Within Erste’s results, though, its Czech subsidiary Ceska Sporitelna reported net profit up 14 per cent in the first half to CZK8.22bn (€324m), helped by bad loan provisions falling by 38 per cent as the amount of bad loans declined to CZK2.25bn in the first half of the year from CZK3.64bn a year ago. Ceska Sporitelna is more efficiently run and profitable than the group as whole. The Czech bank’s cost/income ratio is around 40 per cent, compared with the group’s cost/income ratio of 51.9 per cent at the end of the first half. Overall, Erste’s non-performing loan (NPL) ratio increased to 9.2 per cent as of June 30, compared with 8.5 per cent at year-end 2011. That’s still low by regional standards – at the end of the first quarter, for example, Romania’s average NPL ratio was 16.3 per cent and in Serbia was 20.4 per cent. However, the banking sector of the Czech Republic as a whole reported an NPL ratio of just 5.9 per cent at the end of May, according to central bank data.

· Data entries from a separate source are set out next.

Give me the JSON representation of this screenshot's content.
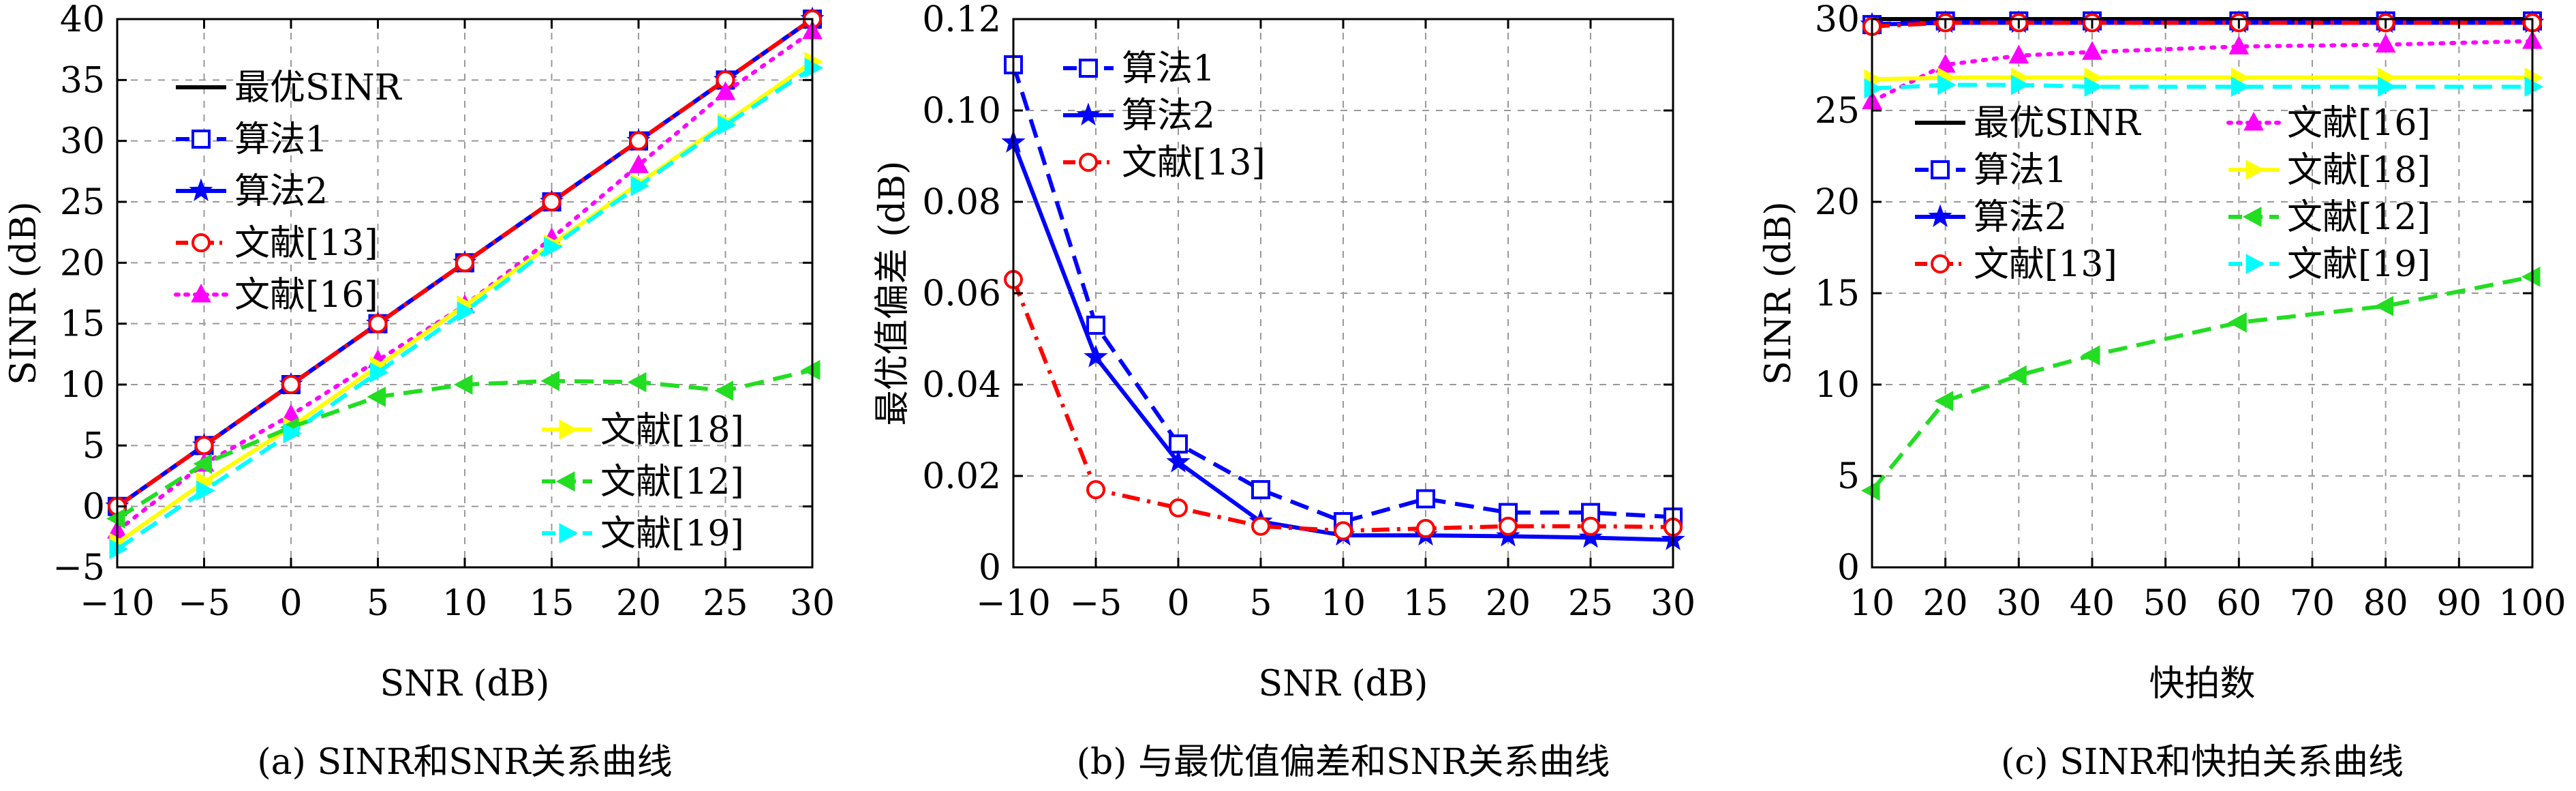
{
  "chart_data": [
    {
      "type": "line",
      "caption": "(a) SINR和SNR关系曲线",
      "xlabel": "SNR (dB)",
      "ylabel": "SINR (dB)",
      "xlim": [
        -10,
        30
      ],
      "ylim": [
        -5,
        40
      ],
      "xticks": [
        -10,
        -5,
        0,
        5,
        10,
        15,
        20,
        25,
        30
      ],
      "yticks": [
        -5,
        0,
        5,
        10,
        15,
        20,
        25,
        30,
        35,
        40
      ],
      "xtick_labels": [
        "−10",
        "−5",
        "0",
        "5",
        "10",
        "15",
        "20",
        "25",
        "30"
      ],
      "ytick_labels": [
        "−5",
        "0",
        "5",
        "10",
        "15",
        "20",
        "25",
        "30",
        "35",
        "40"
      ],
      "grid": true,
      "legend_groups": [
        {
          "position": "top-left",
          "series": [
            0,
            1,
            2,
            3,
            4
          ]
        },
        {
          "position": "bottom-right",
          "series": [
            5,
            6,
            7
          ]
        }
      ],
      "x": [
        -10,
        -5,
        0,
        5,
        10,
        15,
        20,
        25,
        30
      ],
      "series": [
        {
          "name": "最优SINR",
          "color": "#000000",
          "dash": "solid",
          "marker": "none",
          "values": [
            0,
            5,
            10,
            15,
            20,
            25,
            30,
            35,
            40
          ]
        },
        {
          "name": "算法1",
          "color": "#0000ff",
          "dash": "dashed",
          "marker": "square",
          "values": [
            0,
            5,
            10,
            15,
            20,
            25,
            30,
            35,
            40
          ]
        },
        {
          "name": "算法2",
          "color": "#0000ff",
          "dash": "solid",
          "marker": "star",
          "values": [
            0,
            5,
            10,
            15,
            20,
            25,
            30,
            35,
            40
          ]
        },
        {
          "name": "文献[13]",
          "color": "#ff0000",
          "dash": "dashdot",
          "marker": "circle",
          "values": [
            0,
            5,
            10,
            15,
            20,
            25,
            30,
            35,
            40
          ]
        },
        {
          "name": "文献[16]",
          "color": "#ff00ff",
          "dash": "dotted",
          "marker": "triangle-up",
          "values": [
            -2,
            3.5,
            7.5,
            12,
            16.5,
            22,
            28,
            34,
            39
          ]
        },
        {
          "name": "文献[18]",
          "color": "#ffff00",
          "dash": "solid",
          "marker": "triangle-right",
          "values": [
            -3,
            2,
            6.5,
            11.5,
            16.5,
            21.5,
            26.5,
            31.5,
            36.5
          ]
        },
        {
          "name": "文献[12]",
          "color": "#22dd22",
          "dash": "dashed",
          "marker": "triangle-left",
          "values": [
            -1,
            3.5,
            6.5,
            9,
            10,
            10.3,
            10.2,
            9.5,
            11.2
          ]
        },
        {
          "name": "文献[19]",
          "color": "#00ffff",
          "dash": "dashed",
          "marker": "triangle-right",
          "values": [
            -3.5,
            1.3,
            6,
            11,
            16,
            21.3,
            26.3,
            31.3,
            36
          ]
        }
      ]
    },
    {
      "type": "line",
      "caption": "(b) 与最优值偏差和SNR关系曲线",
      "xlabel": "SNR (dB)",
      "ylabel": "最优值偏差 (dB)",
      "xlim": [
        -10,
        30
      ],
      "ylim": [
        0,
        0.12
      ],
      "xticks": [
        -10,
        -5,
        0,
        5,
        10,
        15,
        20,
        25,
        30
      ],
      "yticks": [
        0,
        0.02,
        0.04,
        0.06,
        0.08,
        0.1,
        0.12
      ],
      "xtick_labels": [
        "−10",
        "−5",
        "0",
        "5",
        "10",
        "15",
        "20",
        "25",
        "30"
      ],
      "ytick_labels": [
        "0",
        "0.02",
        "0.04",
        "0.06",
        "0.08",
        "0.10",
        "0.12"
      ],
      "grid": true,
      "legend_groups": [
        {
          "position": "top-left",
          "series": [
            0,
            1,
            2
          ]
        }
      ],
      "x": [
        -10,
        -5,
        0,
        5,
        10,
        15,
        20,
        25,
        30
      ],
      "series": [
        {
          "name": "算法1",
          "color": "#0000ff",
          "dash": "dashed",
          "marker": "square",
          "values": [
            0.11,
            0.053,
            0.027,
            0.017,
            0.01,
            0.015,
            0.012,
            0.012,
            0.011
          ]
        },
        {
          "name": "算法2",
          "color": "#0000ff",
          "dash": "solid",
          "marker": "star",
          "values": [
            0.093,
            0.046,
            0.023,
            0.01,
            0.007,
            0.007,
            0.0068,
            0.0065,
            0.006
          ]
        },
        {
          "name": "文献[13]",
          "color": "#ff0000",
          "dash": "dashdot",
          "marker": "circle",
          "values": [
            0.063,
            0.017,
            0.013,
            0.009,
            0.008,
            0.0085,
            0.009,
            0.009,
            0.0088
          ]
        }
      ]
    },
    {
      "type": "line",
      "caption": "(c) SINR和快拍关系曲线",
      "xlabel": "快拍数",
      "ylabel": "SINR (dB)",
      "xlim": [
        10,
        100
      ],
      "ylim": [
        0,
        30
      ],
      "xticks": [
        10,
        20,
        30,
        40,
        50,
        60,
        70,
        80,
        90,
        100
      ],
      "yticks": [
        0,
        5,
        10,
        15,
        20,
        25,
        30
      ],
      "xtick_labels": [
        "10",
        "20",
        "30",
        "40",
        "50",
        "60",
        "70",
        "80",
        "90",
        "100"
      ],
      "ytick_labels": [
        "0",
        "5",
        "10",
        "15",
        "20",
        "25",
        "30"
      ],
      "grid": true,
      "legend_groups": [
        {
          "position": "top-left",
          "series": [
            0,
            1,
            2,
            3
          ]
        },
        {
          "position": "top-right",
          "series": [
            4,
            5,
            6,
            7
          ]
        }
      ],
      "x": [
        10,
        20,
        30,
        40,
        60,
        80,
        100
      ],
      "series": [
        {
          "name": "最优SINR",
          "color": "#000000",
          "dash": "solid",
          "marker": "none",
          "values": [
            30,
            30,
            30,
            30,
            30,
            30,
            30
          ]
        },
        {
          "name": "算法1",
          "color": "#0000ff",
          "dash": "dashed",
          "marker": "square",
          "values": [
            29.7,
            29.9,
            29.9,
            29.9,
            29.9,
            29.9,
            29.9
          ]
        },
        {
          "name": "算法2",
          "color": "#0000ff",
          "dash": "solid",
          "marker": "star",
          "values": [
            29.7,
            29.8,
            29.8,
            29.8,
            29.8,
            29.8,
            29.8
          ]
        },
        {
          "name": "文献[13]",
          "color": "#ff0000",
          "dash": "dashdot",
          "marker": "circle",
          "values": [
            29.6,
            29.8,
            29.8,
            29.8,
            29.8,
            29.8,
            29.8
          ]
        },
        {
          "name": "文献[16]",
          "color": "#ff00ff",
          "dash": "dotted",
          "marker": "triangle-up",
          "values": [
            25.5,
            27.5,
            28,
            28.2,
            28.5,
            28.6,
            28.8
          ]
        },
        {
          "name": "文献[18]",
          "color": "#ffff00",
          "dash": "solid",
          "marker": "triangle-right",
          "values": [
            26.7,
            26.8,
            26.8,
            26.8,
            26.8,
            26.8,
            26.8
          ]
        },
        {
          "name": "文献[12]",
          "color": "#22dd22",
          "dash": "dashed",
          "marker": "triangle-left",
          "values": [
            4.2,
            9.1,
            10.5,
            11.6,
            13.4,
            14.3,
            15.9
          ]
        },
        {
          "name": "文献[19]",
          "color": "#00ffff",
          "dash": "dashed",
          "marker": "triangle-right",
          "values": [
            26.2,
            26.4,
            26.4,
            26.3,
            26.3,
            26.3,
            26.3
          ]
        }
      ]
    }
  ]
}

The conservatism of Czech borrowers can be seen in the foreign-currency loan exposure, which is a mere 14.8 per cent of total loans. The Polish, on the other hand, had a love affair with forex loans – largely those denominated in Swiss francs – because Swiss interest rates were much lower than those set by Poland’s National Bank. Although new forex loans in Poland are now rare, they still make up almost 60 per cent of outstanding mortgages. Likewise, Czech banks made few forays into the kind of investments that so hurt banks elsewhere in Europe. “People ask me the difference between Czech banks and German banks – German banks invested everywhere, Czech banks only locally,” says one regional fund manager.

He points out the general surprise among analysts when Komercni Banka, the third largest Czech bank by assets and the only publicly listed one, revealed that its dabbling in Greek bonds had forced it to take charges worth CZK5.36bn last year on its Greek bond holdings, writing them down to a quarter of their value. David Nangle of Renaissance Capital reckons Komercni Banka’s sale of its total portfolio of Portuguese and Greek government bonds during the second quarter has translated into a roughly CZK300m-400m trading loss. The bank is due to release its first-half results on Wednesday, August 1. Miroslav Singer, the governor of the Czech National Bank (CNB), told Business New Europe earlier this year that the Czech Republic is rather exceptional within Europe for having a sound, very liquid and profitable banking system. He puts this down to the traditional conservative approach to banking that Czech bankers have pursued – taking in deposits, using that money to lend wisely to businesses and households – the kind of banking “which everyone would now like to do.”